The holidays were the hardest after she was gone. They’re still hard. But we’ve had a lot of time for new traditions, and new family members to celebrate with, like my dad’s girlfriend, Debbie, who insisted I needed a Christmas tree for my apartment and knew just how much I would love to have some of my mom’s old ornaments. We have my one-year-old niece Polly, who could make even the coldest Grinch smile when she winks one of her gorgeous brown eyes, one of her new tricks. (I can only assume she'll be reading Dickens by her 3rd Christmas.)

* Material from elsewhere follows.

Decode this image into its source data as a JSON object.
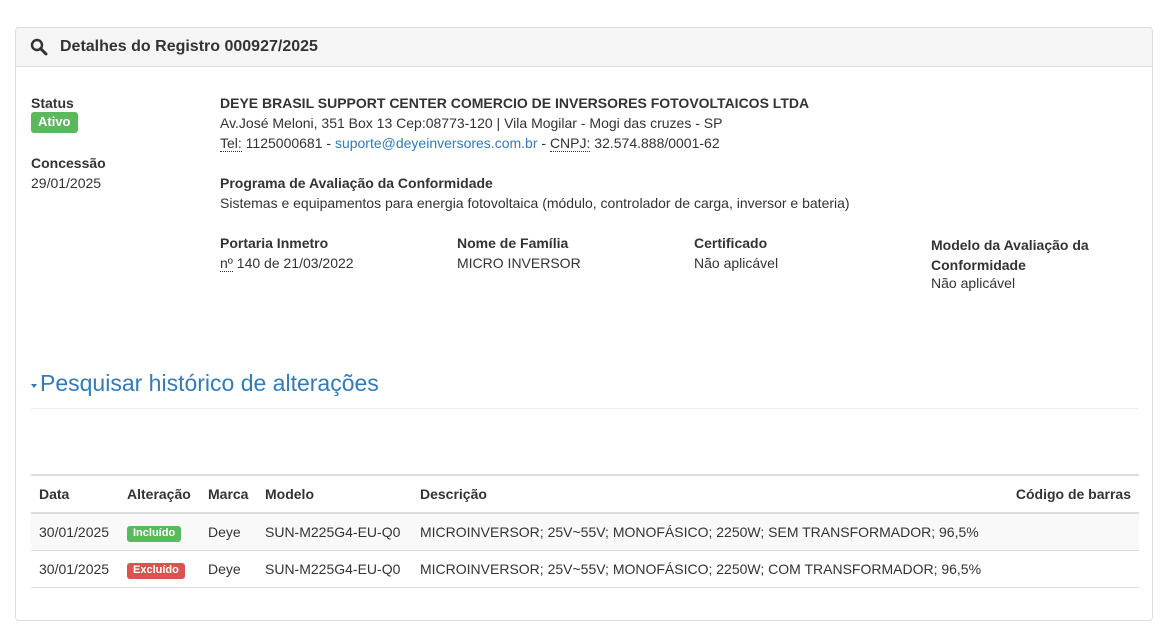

So yes, I get a little emotional at the holidays, like when I burst into tears when I found the snowman ornament, the last ornament I ever picked out with my mom. I miss her terribly at this time of year. But I also know that I will always have those memories with family, and more to create with family and friends. Nothing can take away the memory of leaning my head on my mother’s shoulder, and staring at the holiday lights with delight.
Happy holidays to you all, and I hope, if there’s anyone special you’re missing this season, you have great memories to cherish, knowing that no matter how much time passes, those will always remain.
Now let’s drink some eggnog and make merry! It's getting too real around here.
And don’t forget:
“And when Santa squeezes his fat white ass down that chimney tonight, he's gonna find the jolliest bunch of assholes this side of the nuthouse!”